Interviewed recently, only about 13 percent of addicts with an opioid dependence said it was their primary drug of abuse, compared to about 36 percent prior to the new version hitting the shelves.

But the researchers also found that addicts are simply shifting to other drugs, particularly heroin, after the reformulation by the manufacturer, Purdue Pharma.

"They didn't stop (abusing drugs). They turned to something else," said Theodore Cicero of Washington University in St. Louis, first author of a letter in the New England Journal of Medicine detailing the results. "We should have asked the question, 'If they stop using the most popular drug out there, what are they going to turn to now?'"

After the reformulation, heroin use doubled. That accounted for nearly all of the increase in the use of opioids other than OxyContin (including high-potency fentanyl and hydromorphone) which jumped from about 20 percent to about 32 percent.

"They drift into more potentially-dangerous drugs like heroin," Dr. Edward Michna, a pain expert at Brigham and Women's Hospital in Boston, told Reuters Health.

Cicero said that when the drug first came out, OxyContin "was advertised by the company and the Food and Drug Administration (FDA) as having a very low abuse potential" because it was slow-release formula.

"What they didn't take into account was that the pill was pretty easy to crush," allowing addicts to snort or inject it to get an immediate rush, Cicero told Reuters Health.

The new formulation becomes a harder-to-manage gel when put in water, or becomes too chunky to snort easily when crushed.

MANY SWITCH TO HEROIN

Cicero and his colleagues gathered their new data from anonymous surveys of more than 2,500 addicts. In addition, 103 agreed to be interviewed, online or by telephone. "These abusers are all pretty hard core," he said.

There are ways to get around the tamper-resistant reformulation, about a quarter reportedly did.
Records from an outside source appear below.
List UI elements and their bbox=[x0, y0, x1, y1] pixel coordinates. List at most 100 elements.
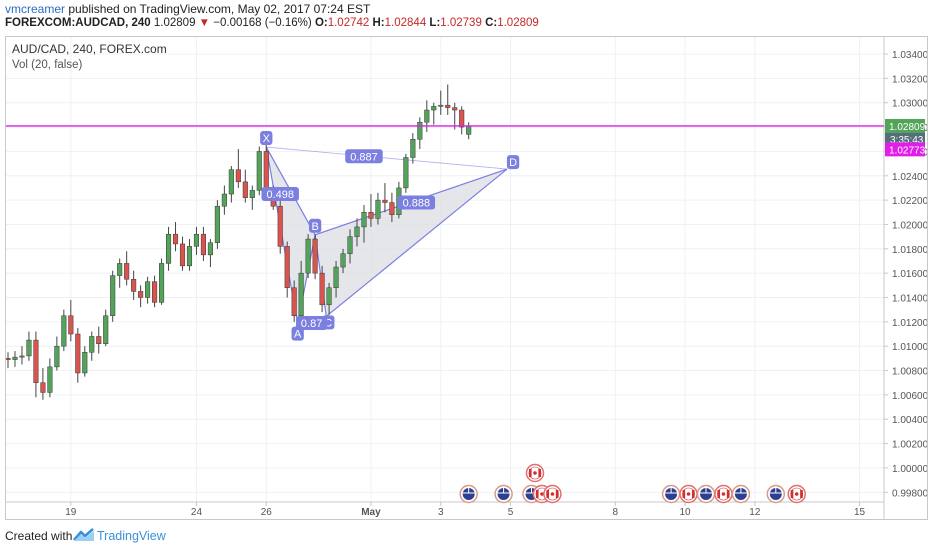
flag-stripe bbox=[528, 469, 532, 477]
flag-stripe bbox=[462, 488, 475, 494]
last-price: 1.02809 bbox=[153, 17, 196, 29]
price-tick-label: 1.01800 bbox=[892, 245, 927, 256]
flag-stripe bbox=[682, 490, 686, 498]
time-tick-label: 3 bbox=[438, 507, 444, 518]
pattern-triangle-bcd bbox=[314, 168, 508, 318]
candle-body bbox=[207, 242, 213, 256]
tradingview-brand[interactable]: TradingView bbox=[97, 529, 166, 543]
flag-stripe bbox=[790, 490, 794, 498]
chart-header: vmcreamer published on TradingView.com, … bbox=[0, 0, 932, 34]
publication-line: vmcreamer published on TradingView.com, … bbox=[5, 2, 370, 16]
price-axis[interactable]: 1.034001.032001.030001.028001.026001.024… bbox=[884, 50, 927, 499]
point-b-label-bg bbox=[308, 218, 322, 233]
candle-body bbox=[459, 109, 465, 128]
point-a-label: A bbox=[294, 329, 302, 341]
flag-stripe bbox=[769, 488, 782, 494]
ratio-label: 0.887 bbox=[350, 151, 378, 163]
flag-leaf bbox=[794, 492, 799, 496]
time-tick-label: May bbox=[361, 507, 381, 518]
created-with-text: Created with bbox=[5, 529, 73, 543]
australia-flag-icon bbox=[497, 488, 510, 500]
price-lines: 1.02809 3:35:431.02773 bbox=[6, 118, 926, 157]
candle-body bbox=[172, 233, 179, 245]
point-a-label-bg bbox=[291, 326, 304, 341]
point-c-label: C bbox=[324, 317, 332, 329]
time-axis[interactable]: 7192426May358101215 bbox=[6, 502, 866, 518]
published-text: published on TradingView.com, May 02, 20… bbox=[68, 2, 371, 16]
australia-flag-icon bbox=[700, 488, 712, 500]
flag-leaf bbox=[686, 492, 691, 496]
author-link[interactable]: vmcreamer bbox=[5, 2, 66, 16]
australia-flag-icon bbox=[462, 488, 475, 500]
candle-body bbox=[277, 205, 283, 247]
price-change: −0.00168 (−0.16%) bbox=[213, 17, 312, 29]
point-d-label-bg bbox=[506, 155, 520, 170]
price-tick-label: 1.01000 bbox=[892, 342, 927, 353]
price-tick-label: 1.02400 bbox=[892, 172, 927, 183]
flag-stripe bbox=[497, 488, 510, 494]
price-chart[interactable]: 1.034001.032001.030001.028001.026001.024… bbox=[6, 37, 927, 519]
price-tick-label: 1.01200 bbox=[892, 318, 927, 329]
flag-leaf bbox=[540, 492, 544, 496]
pattern-labels: X A B C D 0.887 0.498 0.888 0.87 bbox=[260, 131, 520, 341]
candle-body bbox=[424, 109, 430, 123]
flag-stripe bbox=[726, 490, 730, 498]
candle-body bbox=[361, 212, 367, 228]
candle-body bbox=[33, 339, 39, 383]
candle-body bbox=[305, 238, 311, 274]
symbol-label: FOREXCOM:AUDCAD, 240 bbox=[5, 17, 151, 29]
candle-body bbox=[200, 233, 206, 256]
time-tick-label: 19 bbox=[65, 507, 77, 518]
ratio-label-bg bbox=[345, 149, 383, 164]
time-tick-label: 10 bbox=[679, 507, 691, 518]
candle-body bbox=[54, 345, 60, 368]
quote-line: FOREXCOM:AUDCAD, 240 1.02809 ▼ −0.00168 … bbox=[5, 17, 539, 29]
candle-body bbox=[19, 355, 25, 358]
flag-stripe bbox=[546, 490, 550, 498]
ratio-label: 0.888 bbox=[403, 198, 431, 210]
flag-leaf bbox=[550, 492, 555, 496]
level-price-tag bbox=[885, 142, 925, 157]
candle-body bbox=[61, 315, 67, 347]
price-tick-label: 1.00200 bbox=[892, 440, 927, 451]
candle-body bbox=[326, 287, 332, 306]
grid bbox=[6, 37, 884, 502]
price-tick-label: 1.00600 bbox=[892, 391, 927, 402]
australia-flag-icon bbox=[665, 488, 678, 500]
ratio-label-bg bbox=[261, 187, 299, 202]
candle-body bbox=[431, 106, 437, 111]
down-arrow-icon: ▼ bbox=[198, 17, 211, 29]
candle-body bbox=[26, 339, 32, 357]
flag-stripe bbox=[717, 490, 721, 498]
candle-body bbox=[284, 246, 290, 289]
ratio-label-bg bbox=[296, 316, 328, 331]
price-tick-label: 1.00800 bbox=[892, 367, 927, 378]
candle-body bbox=[263, 151, 269, 194]
candle-body bbox=[47, 366, 53, 393]
low-value: 1.02739 bbox=[440, 17, 482, 29]
time-tick-label: 5 bbox=[508, 507, 514, 518]
candle-body bbox=[6, 358, 11, 360]
price-tick-label: 1.02000 bbox=[892, 220, 927, 231]
legend-volume: Vol (20, false) bbox=[12, 59, 82, 71]
candle-body bbox=[96, 336, 102, 345]
candle-body bbox=[138, 291, 144, 298]
flag-leaf bbox=[721, 492, 726, 496]
flag-stripe bbox=[535, 490, 539, 498]
current-price-label: 1.02809 bbox=[889, 122, 926, 133]
flag-stripe bbox=[555, 490, 559, 498]
close-label: C: bbox=[485, 17, 498, 29]
candle-body bbox=[152, 281, 158, 303]
price-tick-label: 1.01600 bbox=[892, 269, 927, 280]
ratio-label: 0.87 bbox=[301, 318, 322, 330]
candle-body bbox=[117, 263, 123, 276]
point-x-label: X bbox=[263, 133, 271, 145]
chart-panel[interactable]: 1.034001.032001.030001.028001.026001.024… bbox=[5, 36, 928, 520]
candle-body bbox=[445, 104, 451, 108]
candle-body bbox=[89, 336, 95, 353]
legend-title: AUD/CAD, 240, FOREX.com bbox=[12, 42, 167, 56]
economic-events[interactable] bbox=[459, 463, 806, 504]
tradingview-logo-icon bbox=[73, 528, 94, 541]
candle-body bbox=[131, 278, 137, 292]
flag-stripe bbox=[691, 490, 695, 498]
Yet "a lot of work is entailed in doing that," said Cicero.

Two-thirds "indicated a switch to another opioid, with 'heroin' the most common response," the researchers reported.

The jump in heroin use came in the second quarter of 2011, six months after OxyContin use began a long slide.

"The most amazing thing was how quickly it dropped because they weren't able to extract the drug anymore. They switched to drugs that were potentially more harmful to them." said Cicero.

The researchers quoted one respondent as saying, "Most people that I know don't use OxyContin to get high anymore. They have moved on to heroin (because) it is easier to use, much cheaper, and easily available."

Heroin is more worrisome because intravenous use increases the risk of HIV and hepatitis, and the heroin is often cut with dangerous chemicals, said Cicero.

"Thus, abuse-deterrent formulations may not be the 'magic bullets' that many hoped they would be in solving the growing problem of opioid abuse," he and his team concluded.

DRUG ABUSE ‘LIKE A BALLOON'

In May, another group of researchers reported a similar decline based on 11 months of post-reformulation data from patients in 324 centers throughout the U.S.

That study assessed the experience of patients during the first 11 months after introduction of the new tablets. It found that before the reformulation, about a quarter of people abusing prescription opioids were doing it with OxyContin. The rate subsequently fell to about one in eight.

According to that study, led by Dr. Ryan Black of Inflexxion Inc., in Newton, Mass., those reporting that they snorted, injected or smoked the drug fell to 5 percent. It had been 18 percent. But the rate of oxymorphone abuse more than doubled, going from about two percent to four-and-a-half percent.

"We need to look at the demand side" when dealing with the problem, said Cicero. "Drug abuse is like a balloon. If you crush one side of the balloon, the volume doesn't go away, it just pops out somewhere else."

"The problem is substance abuse. It's not the drug. It's not the formulation," said Michna, who was not involved in the new study. "I think our energy should be dedicated toward the disease of addiction, educating physicians on the disease of addiction, focusing more money on research and treatments rather than putting money into expensive formulations that probably won't achieve much."